Zuvor geht es aber an die komplexe Verteilung des Impfstoffes. „Das ist in etwa vergleichbar mit der Logistik für die Automobilindustrie“, sagt Pharmalogistik-Experte Thomas Schnur vom Beratungsunternehmen Camelot MC. Nur dass man die diesmal in etwa sechs Monaten habe aufbauen müssen. „Alles muss fein getaktet sein.“
Eine mögliche Engstelle sieht Schnur beim Luftverkehr: Wegen zurückgegangener Passagierflüge werde auch weniger Fracht transportiert.
„Unser Ziel ist es, dass bereits im Januar die ersten Risikogruppen und Pflegebeschäftigten geimpft sind.“Jens Spahn (CDU) Bundesgesundheitsminister
Logistikunternehmen bereiten sich aber darauf vor, etwa mit Frachtmaschinen die Verteilung zu gewährleisten. Ob es darüber hinaus zu Verzögerungen kommen kann, könne derzeit niemand beantworten, sagt das Paul-Ehrlich-Institut. Dem für Impfstoffe und Arzneimittel zuständigen Bundesinstitut zufolge haben die Hersteller aber angegeben, bereits seit Monaten auf eigenes Risiko mit der Impfstoffproduktion begonnen zu haben, damit sofort nach Zulassung die Auslieferung starten kann. Für Herausforderungen wird indes die nötige Kühllagerung der Vakzine sorgen, neben Fragen der Haltbarkeit.

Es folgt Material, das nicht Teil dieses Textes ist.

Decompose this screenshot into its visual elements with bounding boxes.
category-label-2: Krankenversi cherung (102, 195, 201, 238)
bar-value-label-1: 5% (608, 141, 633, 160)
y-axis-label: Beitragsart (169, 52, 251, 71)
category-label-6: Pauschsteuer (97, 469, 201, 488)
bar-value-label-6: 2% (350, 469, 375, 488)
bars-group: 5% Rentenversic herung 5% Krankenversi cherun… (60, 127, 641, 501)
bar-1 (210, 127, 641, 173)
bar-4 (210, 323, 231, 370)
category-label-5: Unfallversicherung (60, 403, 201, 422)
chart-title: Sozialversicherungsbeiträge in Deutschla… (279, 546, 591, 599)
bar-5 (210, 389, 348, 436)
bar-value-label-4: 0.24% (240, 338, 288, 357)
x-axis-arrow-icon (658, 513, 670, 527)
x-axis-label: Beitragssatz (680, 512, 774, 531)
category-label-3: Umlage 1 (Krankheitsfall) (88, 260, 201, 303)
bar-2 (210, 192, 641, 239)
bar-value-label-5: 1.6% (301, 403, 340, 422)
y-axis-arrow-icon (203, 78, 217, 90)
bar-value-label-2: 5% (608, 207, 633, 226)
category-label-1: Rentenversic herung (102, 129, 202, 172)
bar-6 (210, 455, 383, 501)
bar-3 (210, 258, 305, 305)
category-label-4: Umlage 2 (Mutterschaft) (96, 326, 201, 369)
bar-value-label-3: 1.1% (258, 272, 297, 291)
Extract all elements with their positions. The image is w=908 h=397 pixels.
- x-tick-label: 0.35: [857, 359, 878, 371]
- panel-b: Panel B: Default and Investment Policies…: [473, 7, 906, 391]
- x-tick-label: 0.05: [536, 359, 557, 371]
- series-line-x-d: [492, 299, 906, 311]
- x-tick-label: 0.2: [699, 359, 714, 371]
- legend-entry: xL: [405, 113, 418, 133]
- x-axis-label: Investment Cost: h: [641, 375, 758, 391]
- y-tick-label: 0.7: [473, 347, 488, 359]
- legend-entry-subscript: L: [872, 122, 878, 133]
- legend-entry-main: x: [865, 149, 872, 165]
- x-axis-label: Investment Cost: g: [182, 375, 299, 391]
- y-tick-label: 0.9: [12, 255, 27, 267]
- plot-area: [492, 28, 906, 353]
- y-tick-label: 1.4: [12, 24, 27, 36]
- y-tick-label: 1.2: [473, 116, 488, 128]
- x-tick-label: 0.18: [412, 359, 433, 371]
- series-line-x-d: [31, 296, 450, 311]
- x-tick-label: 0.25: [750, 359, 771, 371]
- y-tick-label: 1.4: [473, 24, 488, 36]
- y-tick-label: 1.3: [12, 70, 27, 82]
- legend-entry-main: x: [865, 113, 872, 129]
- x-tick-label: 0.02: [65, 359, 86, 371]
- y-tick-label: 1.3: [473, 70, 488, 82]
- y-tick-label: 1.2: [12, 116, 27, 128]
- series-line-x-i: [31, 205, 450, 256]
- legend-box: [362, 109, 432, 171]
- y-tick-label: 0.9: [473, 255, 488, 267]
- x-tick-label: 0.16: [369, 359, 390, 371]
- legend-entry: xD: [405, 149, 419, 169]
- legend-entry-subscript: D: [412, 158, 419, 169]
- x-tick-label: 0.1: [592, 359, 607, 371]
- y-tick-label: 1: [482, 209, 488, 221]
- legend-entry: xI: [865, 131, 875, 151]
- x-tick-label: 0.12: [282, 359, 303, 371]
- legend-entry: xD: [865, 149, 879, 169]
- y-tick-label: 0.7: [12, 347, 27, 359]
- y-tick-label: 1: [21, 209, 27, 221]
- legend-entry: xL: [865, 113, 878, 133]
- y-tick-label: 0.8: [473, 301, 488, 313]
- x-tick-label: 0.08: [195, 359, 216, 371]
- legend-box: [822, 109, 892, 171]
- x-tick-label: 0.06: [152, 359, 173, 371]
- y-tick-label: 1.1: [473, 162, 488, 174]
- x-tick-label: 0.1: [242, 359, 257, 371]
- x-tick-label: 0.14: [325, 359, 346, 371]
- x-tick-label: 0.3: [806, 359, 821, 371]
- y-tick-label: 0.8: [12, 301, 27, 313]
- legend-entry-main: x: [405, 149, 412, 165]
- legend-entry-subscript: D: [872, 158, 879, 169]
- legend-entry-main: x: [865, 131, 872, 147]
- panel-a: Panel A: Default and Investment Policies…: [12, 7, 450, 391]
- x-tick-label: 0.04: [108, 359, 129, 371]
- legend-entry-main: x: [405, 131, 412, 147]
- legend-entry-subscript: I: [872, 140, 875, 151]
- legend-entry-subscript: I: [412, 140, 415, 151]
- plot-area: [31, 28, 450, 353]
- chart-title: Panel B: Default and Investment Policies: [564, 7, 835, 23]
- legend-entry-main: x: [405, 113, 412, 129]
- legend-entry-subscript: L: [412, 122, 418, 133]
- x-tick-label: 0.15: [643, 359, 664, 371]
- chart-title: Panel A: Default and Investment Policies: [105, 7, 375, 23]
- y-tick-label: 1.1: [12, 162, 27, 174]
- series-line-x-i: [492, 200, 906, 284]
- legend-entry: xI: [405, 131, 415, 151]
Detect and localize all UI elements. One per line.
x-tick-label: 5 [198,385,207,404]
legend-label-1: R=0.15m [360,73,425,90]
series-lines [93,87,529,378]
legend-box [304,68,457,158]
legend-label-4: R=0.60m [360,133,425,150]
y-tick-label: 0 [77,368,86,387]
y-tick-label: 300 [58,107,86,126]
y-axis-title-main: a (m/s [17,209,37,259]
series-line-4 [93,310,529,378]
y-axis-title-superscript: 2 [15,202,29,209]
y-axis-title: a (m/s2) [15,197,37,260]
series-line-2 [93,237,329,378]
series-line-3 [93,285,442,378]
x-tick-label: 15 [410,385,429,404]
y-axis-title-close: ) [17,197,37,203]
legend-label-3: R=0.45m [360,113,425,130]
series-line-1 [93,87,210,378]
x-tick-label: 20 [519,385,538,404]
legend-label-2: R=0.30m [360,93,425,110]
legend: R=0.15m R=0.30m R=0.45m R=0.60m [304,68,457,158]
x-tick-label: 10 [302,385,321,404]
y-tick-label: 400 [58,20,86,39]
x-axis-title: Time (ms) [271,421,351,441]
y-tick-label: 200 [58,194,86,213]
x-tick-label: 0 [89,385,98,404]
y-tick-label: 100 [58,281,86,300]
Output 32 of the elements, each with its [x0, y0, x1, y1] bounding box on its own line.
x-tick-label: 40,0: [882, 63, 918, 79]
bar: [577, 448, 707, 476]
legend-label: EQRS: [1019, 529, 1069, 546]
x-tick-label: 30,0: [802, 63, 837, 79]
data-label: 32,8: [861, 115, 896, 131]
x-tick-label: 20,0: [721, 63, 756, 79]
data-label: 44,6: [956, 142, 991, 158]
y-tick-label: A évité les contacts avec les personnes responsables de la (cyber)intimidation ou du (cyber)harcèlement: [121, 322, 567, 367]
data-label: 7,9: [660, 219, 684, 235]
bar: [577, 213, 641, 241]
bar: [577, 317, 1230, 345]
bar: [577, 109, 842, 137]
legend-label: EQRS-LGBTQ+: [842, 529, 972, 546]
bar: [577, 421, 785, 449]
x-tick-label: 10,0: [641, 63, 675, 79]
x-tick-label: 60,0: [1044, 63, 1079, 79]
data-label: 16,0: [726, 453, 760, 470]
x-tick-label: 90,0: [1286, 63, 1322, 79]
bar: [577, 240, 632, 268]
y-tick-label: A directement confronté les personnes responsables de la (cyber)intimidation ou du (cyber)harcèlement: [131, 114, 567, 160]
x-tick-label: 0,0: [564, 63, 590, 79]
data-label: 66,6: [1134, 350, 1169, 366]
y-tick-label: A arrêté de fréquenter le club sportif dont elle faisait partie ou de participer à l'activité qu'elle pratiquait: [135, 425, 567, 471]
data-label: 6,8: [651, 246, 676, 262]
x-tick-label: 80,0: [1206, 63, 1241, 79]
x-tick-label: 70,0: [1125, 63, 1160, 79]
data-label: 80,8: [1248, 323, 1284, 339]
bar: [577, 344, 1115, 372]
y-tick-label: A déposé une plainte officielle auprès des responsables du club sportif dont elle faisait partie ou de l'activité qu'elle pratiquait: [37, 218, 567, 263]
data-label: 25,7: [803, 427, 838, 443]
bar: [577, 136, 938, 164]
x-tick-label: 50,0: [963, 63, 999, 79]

In Deutschland sind nach Angaben des Gesundheitsministeriums 27 Anlieferungszentren für die Impfdosen geplant. Von dort sollen sie weiter an die Impfzentren und mobilen Impfeinheiten in den Bundesländern verteilt werden. Nach Schnurs Einschätzung könne es alles etwas langsamer gehen, als von der Politik geplant. Man könne bei dieser Logistik-Kette „nicht nach Belieben Gas geben“. Die EU hat sich Hunderte Millionen Covid-19-Impfdosen verschiedener Hersteller gesichert. Allein Deutschland stünden rechnerisch deutlich mehr als 100 Millionen Dosen zu.
Eine Frage ist indes, wer zuerst geimpft werden soll – eine Impfpflicht hat die Politik ausgeschlossen. Bundesgesundheitsminister Jens Spahn (CDU) sagte am Dienstag im Deutschlandfunk: „Unser Ziel ist es, dass bereits im Januar die ersten Risikogruppen und Pflegebeschäftigten geimpft sind.“Der Präsident des Paul-Ehrlich-Instituts, Klaus Cichutek, betont: Direkt nach der Zulassung könne es auf keinen Fall genug Impfstoff für alle geben. Denn die Pandemie betreffe die ganze Welt. Er spricht sich daher für eine Priorisierung aus, wie auch der Deutsche Ethikrat, die Nationale Akademie der Wissenschaften Leopoldina und die Impfkommission. Risikogruppen, Medizin-Personal und Menschen in Berufen zur Aufrechterhaltung des öffentlichen Lebens sollen demnach vorrangig geimpft werden. Klar ist das alles noch nicht. Aber die Hoffnung ist groß.